Es ist ein ganz wunderbares Buch, der zweite Teil des Werkes „Good Night Stories For Rebel Girls“ von Elena Favilli und Francesca Cavallo“, sowohl inhaltlich als auch gestalterisch. Hundert neue und spannende Geschichten berühmter und weniger berühmter Frauen aus aller Welt sind wie bereits im ersten Band versammelt, und es wird nicht langweilig, im Gegenteil.
Die Mischung macht es, bei der nach dem Alphabet geordnet einhundert lebende und nicht mehr lebende Frauen aus ganz unterschiedlichen Berufen und völlig verschiedenem Berühmtheitsgrad auf jeweils einer Doppelseite des Buches vorgestellt werden. Der Text ist kein langweiliger Steckbrief sondern strotzt Leben, ähnelt eher einem Erzählband als einem Sachbuch, und bereits nach der ersten Geschichte steckt man tief drin im Buch. Fast filmreif spulen sich die Frauenschicksale vor dem Leser ab, Geschichten über Erstarken oder auch über Scheitern, immer äußerst ungewöhnlich und einzigartig, allesamt grandios erzählt und nie langweilig. Die Botschaft kommt an, nämlich dass ohne Kampf nichts entstehen kann, Durchhaltevermögen und Glaube an sich selbst ebenso wichtig sind wie der Mut, Neues auszuprobieren, niemals plakativ und platt sondern stets mit Augenzwinkern und gut verpackt vermittelt.

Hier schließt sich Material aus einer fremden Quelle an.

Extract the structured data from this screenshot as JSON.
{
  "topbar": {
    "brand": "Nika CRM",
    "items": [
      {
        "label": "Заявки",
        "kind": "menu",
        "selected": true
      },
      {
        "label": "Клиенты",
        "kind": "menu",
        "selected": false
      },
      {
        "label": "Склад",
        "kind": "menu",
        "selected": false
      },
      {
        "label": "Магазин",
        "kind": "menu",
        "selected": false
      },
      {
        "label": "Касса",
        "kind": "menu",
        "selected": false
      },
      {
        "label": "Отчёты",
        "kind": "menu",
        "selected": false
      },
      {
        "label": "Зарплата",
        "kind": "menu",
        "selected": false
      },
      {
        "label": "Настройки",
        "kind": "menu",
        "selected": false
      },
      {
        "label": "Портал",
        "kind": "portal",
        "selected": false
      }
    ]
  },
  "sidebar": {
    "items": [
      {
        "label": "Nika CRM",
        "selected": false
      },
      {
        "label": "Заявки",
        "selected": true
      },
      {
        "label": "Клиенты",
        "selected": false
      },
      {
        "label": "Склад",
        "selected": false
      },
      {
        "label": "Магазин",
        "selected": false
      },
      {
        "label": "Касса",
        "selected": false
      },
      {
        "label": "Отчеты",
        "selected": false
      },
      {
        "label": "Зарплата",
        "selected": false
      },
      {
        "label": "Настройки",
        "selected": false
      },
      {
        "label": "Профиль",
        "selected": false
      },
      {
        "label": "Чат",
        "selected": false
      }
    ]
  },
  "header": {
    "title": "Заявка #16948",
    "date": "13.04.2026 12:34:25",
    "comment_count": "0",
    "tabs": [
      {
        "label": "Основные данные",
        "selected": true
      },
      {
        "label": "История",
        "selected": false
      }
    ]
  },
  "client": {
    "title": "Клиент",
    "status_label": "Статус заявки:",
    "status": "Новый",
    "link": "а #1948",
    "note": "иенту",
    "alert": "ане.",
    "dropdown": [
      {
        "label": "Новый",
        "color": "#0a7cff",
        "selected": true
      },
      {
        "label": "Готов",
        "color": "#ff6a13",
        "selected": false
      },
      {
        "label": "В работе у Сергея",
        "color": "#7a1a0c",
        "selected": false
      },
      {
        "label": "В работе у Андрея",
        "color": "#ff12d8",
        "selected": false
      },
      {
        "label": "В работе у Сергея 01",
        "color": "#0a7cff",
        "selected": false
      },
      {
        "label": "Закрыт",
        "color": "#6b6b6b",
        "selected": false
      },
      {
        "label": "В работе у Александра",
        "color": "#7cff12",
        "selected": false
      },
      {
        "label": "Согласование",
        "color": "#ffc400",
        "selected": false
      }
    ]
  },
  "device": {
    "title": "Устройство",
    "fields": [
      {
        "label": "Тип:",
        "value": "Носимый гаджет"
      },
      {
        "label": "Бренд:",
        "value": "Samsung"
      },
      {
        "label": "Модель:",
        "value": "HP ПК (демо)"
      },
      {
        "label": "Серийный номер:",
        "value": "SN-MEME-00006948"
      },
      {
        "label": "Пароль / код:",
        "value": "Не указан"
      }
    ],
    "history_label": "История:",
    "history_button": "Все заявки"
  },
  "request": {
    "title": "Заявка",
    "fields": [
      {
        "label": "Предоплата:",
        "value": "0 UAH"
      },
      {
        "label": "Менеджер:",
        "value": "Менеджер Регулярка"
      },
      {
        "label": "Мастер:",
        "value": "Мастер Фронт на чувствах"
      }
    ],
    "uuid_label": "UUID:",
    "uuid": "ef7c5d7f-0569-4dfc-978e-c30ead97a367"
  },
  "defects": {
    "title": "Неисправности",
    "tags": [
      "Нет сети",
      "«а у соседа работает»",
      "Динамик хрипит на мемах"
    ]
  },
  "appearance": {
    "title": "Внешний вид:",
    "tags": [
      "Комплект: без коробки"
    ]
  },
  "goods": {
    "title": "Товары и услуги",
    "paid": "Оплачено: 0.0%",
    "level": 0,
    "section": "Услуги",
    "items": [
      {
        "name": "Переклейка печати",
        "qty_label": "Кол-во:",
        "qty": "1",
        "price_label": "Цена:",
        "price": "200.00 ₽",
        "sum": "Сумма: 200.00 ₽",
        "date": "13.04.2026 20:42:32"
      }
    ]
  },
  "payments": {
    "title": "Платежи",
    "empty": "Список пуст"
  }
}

Die bibliophile Gestaltung mit Grafiken und Bildern zu jeder Frau, aufwändigem Lettering und extra starkem und schönen Papier gibt dem Buch einen ganz besonderen Wert als langjähriges Lesebuch für verschiedenste Generationen, es ist einfach schön anzufassen, schön anzusehen und von in meinen Augen großartigem und sehr zeitgemäß aufbereitetem Inhalt.
Von mir gibt seine klare Leseempfehlung mit fünf Sternen.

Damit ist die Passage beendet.